Tuesday, March 20, 2012

How Do We Solve the Problem of Education

It is the teachers' own union that spreads the belief and fear that teachers are worthless people and if it wasn't for the union, they would be working at minimum wage jobs -- instead of the delusion that they would be stepping into the CEO of some Fortune 500 company -- from their remedial education classes. The world doesn't work that way -- but the greatest error, is their belief that they are getting paid way less than their comparable peers -- who they believe, are the CEOs of the Fortune 500 companies.

But even the beginning teachers, already get paid more than the MEDIAN income for all workers. Essentially, they get DOUBLE the median, because the typical starting salary is about $37,000, and then when you add in health and other nonworking compensation (which is the total compensation), they're up to $60,000 -- or double the median, which means they are in the upper 25% -- to begin, with a guarantee of lifetime employment and pension -- unlike most of the people who will have to go through several jobs in their lifetime, and at times, stretches of unemployment.

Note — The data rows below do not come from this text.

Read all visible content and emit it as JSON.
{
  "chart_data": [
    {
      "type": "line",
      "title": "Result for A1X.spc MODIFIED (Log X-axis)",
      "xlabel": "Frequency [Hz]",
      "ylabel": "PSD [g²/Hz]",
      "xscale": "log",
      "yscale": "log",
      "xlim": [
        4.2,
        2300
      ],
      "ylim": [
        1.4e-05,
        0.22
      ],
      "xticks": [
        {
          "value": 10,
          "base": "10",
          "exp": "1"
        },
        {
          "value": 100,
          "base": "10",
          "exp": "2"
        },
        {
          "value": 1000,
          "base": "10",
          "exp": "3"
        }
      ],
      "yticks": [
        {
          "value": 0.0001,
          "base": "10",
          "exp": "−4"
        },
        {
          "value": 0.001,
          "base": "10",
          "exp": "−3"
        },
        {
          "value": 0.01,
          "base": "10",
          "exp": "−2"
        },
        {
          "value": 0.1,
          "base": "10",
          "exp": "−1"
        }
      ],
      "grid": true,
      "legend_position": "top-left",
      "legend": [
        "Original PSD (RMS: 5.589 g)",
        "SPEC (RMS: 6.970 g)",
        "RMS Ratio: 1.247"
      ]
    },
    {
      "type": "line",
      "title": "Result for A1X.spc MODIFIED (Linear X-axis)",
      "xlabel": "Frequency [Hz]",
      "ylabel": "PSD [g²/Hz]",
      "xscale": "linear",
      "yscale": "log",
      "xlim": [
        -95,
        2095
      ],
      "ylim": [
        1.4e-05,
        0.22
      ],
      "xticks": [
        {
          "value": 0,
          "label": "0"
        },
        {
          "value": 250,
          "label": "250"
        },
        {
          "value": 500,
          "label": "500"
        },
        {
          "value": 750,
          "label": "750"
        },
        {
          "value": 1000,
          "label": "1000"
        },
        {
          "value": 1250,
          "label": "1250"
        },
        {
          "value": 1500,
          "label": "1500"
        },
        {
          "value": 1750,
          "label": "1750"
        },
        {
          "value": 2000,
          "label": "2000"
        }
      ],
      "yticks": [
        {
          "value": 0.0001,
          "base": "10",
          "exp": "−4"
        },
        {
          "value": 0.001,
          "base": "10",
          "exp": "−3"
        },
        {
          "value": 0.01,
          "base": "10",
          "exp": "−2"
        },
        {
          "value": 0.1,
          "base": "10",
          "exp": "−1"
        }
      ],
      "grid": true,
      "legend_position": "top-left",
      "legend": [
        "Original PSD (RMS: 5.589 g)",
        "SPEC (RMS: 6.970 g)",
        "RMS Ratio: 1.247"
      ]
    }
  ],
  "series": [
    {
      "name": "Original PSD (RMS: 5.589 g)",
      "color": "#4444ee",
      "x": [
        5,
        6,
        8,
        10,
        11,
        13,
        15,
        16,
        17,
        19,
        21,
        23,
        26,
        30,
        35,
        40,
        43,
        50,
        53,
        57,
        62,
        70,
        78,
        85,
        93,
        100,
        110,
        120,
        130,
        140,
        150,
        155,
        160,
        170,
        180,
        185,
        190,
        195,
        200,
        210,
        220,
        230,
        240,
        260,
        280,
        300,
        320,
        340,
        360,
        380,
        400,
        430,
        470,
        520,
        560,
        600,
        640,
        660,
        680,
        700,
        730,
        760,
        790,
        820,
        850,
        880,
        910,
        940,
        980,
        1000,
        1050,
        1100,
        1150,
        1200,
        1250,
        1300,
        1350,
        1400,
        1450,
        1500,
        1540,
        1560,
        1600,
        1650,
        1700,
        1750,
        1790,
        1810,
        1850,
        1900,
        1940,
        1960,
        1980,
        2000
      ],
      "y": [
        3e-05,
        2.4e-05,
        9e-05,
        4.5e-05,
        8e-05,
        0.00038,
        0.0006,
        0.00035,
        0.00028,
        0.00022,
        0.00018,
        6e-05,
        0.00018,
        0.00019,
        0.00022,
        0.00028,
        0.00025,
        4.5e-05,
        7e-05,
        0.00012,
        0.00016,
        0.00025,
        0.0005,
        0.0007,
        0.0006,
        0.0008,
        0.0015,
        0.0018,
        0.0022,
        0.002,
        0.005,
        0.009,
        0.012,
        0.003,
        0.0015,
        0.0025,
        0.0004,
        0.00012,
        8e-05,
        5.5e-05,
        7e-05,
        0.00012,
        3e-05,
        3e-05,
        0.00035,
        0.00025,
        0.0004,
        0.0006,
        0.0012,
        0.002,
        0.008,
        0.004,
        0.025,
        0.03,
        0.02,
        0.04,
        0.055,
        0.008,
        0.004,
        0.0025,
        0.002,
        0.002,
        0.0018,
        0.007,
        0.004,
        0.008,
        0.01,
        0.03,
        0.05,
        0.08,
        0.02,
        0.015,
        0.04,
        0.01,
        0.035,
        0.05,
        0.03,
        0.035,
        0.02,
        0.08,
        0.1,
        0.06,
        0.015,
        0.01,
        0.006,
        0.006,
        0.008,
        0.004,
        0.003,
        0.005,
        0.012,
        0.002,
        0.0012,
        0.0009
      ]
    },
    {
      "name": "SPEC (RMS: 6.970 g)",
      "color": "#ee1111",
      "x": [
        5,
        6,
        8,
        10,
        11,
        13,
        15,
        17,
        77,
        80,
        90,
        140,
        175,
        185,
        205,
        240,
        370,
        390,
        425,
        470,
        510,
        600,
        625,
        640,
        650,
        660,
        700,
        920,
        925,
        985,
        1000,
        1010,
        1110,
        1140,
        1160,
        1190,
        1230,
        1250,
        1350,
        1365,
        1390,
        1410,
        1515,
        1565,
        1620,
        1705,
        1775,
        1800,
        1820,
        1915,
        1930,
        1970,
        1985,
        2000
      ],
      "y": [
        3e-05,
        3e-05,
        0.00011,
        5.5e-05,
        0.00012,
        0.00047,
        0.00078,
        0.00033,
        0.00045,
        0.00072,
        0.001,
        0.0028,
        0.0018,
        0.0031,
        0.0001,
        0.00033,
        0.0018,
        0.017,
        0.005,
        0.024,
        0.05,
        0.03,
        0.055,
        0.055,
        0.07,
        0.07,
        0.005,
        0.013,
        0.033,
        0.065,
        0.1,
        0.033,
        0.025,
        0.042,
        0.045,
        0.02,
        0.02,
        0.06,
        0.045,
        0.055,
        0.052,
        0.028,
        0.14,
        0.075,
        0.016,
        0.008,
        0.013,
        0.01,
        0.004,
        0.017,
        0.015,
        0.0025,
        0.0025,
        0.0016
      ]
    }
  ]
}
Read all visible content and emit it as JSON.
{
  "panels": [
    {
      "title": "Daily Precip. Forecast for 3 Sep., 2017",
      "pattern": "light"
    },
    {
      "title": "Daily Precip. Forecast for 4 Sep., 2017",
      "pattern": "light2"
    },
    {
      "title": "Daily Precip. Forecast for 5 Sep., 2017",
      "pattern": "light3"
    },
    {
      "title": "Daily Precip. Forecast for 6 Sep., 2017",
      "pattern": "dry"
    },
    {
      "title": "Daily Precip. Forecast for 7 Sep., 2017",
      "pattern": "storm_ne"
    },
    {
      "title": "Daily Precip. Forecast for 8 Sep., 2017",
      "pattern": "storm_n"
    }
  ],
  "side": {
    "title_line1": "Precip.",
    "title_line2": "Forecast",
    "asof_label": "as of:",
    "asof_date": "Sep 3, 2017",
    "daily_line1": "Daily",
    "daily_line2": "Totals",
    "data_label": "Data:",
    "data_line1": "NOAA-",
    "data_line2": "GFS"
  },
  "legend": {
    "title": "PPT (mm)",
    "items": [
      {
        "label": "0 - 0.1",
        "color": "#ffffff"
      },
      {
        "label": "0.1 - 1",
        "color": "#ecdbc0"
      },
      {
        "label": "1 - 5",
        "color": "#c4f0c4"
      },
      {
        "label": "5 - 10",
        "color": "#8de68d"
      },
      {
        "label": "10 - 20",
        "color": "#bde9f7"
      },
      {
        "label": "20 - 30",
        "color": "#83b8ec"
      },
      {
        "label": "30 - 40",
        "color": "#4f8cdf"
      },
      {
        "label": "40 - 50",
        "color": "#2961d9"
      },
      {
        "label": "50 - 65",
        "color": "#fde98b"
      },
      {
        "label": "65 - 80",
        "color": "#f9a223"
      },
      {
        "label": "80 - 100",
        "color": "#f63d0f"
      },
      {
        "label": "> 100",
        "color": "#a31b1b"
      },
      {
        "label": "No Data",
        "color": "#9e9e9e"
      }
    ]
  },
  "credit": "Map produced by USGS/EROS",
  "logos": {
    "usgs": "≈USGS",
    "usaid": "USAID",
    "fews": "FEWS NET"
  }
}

Generally, greater risk is required to obtain greater returns -- and very few can be guaranteed consistently high returns, except in the Madoff and Ponzi schemes -- of "guaranteed 8% returns." The actual guaranteed rate of return is what the bonds or Treasury notes are paying, which is currently 2-4%, while those who get more, assume the risk of also losing -- and not the assumed guaranteed 8%. And this is the kind of knowledge, and education, sorely needed by the young people, instead of the dysfunctional perceptions of people who think they are the lowest paid people in society -- while actually they are among the most privileged but ungrateful of that fact -- because most of these people have known nothing else but to be students all their lives (told what to think), rather than actually learning on their own -- which is the tradition and skill of all the great teachers, and not just people learning to pretend to be.

Children and students are usually perceptive of this, and give teachers who don't have that confidence and real mastery in their subject matter, a difficult if not hard time -- which is not cured by more teacher training and infinitely more money thrown at poor teachers while the union keeps the competent others out to prop up such high salaries way beyond their real value.

If one watches things like the National Spelling Bees, they are invariably dominated by the homeschooled teachers, who though comprising a tiny fraction of the population, virtually shut out the larger population schooled by the union public school teachers demanding more because their students are getting worse, and frequently hopeless under their tutelage. This should be sufficient evidence that simply throwing more money at "professional" educators, is not the answer, because that gets us the people who are only in it for the money, and not because that is truly what they love to do. That's what a real teacher would do -- even if all the jobs were paid the same, or even not paid -- as the homeschool teachers largely are. these are the people who should be getting paid to take on a few other students -- because they have proved their abilities, rather than creating the catastrophe that is the public school system corrupted by the unions (trade associations), leaving no resources for society to move beyond endless remedial education.

Teachers shouldn't have lifetime sinecures but should be rotated among the population at large for a few years and move on -- and in fact, should only begin teaching, after they have done something else to become real teachers (as well as students), and not just the union/education school certified kind, who know nothing but learning for its own sake -- and not any real world applications. We don't need to learn the medieval/traditional education (curriculum) but the real world one, which all people love to learn rather than are learning because it's always been done that way before -- and forcing them to learn that, which is the "compulsory" education and its well-known failure to create lifetime job security for "professional educators."

We need to move on from that dependence towards the new possibilities of people learning to teach themselves whatever it is they need to know, or want to, and if they need help, asking their fellow student prodigies, what they know and how to learn that -- instead of being taught by the least able adults, because they are in-charge.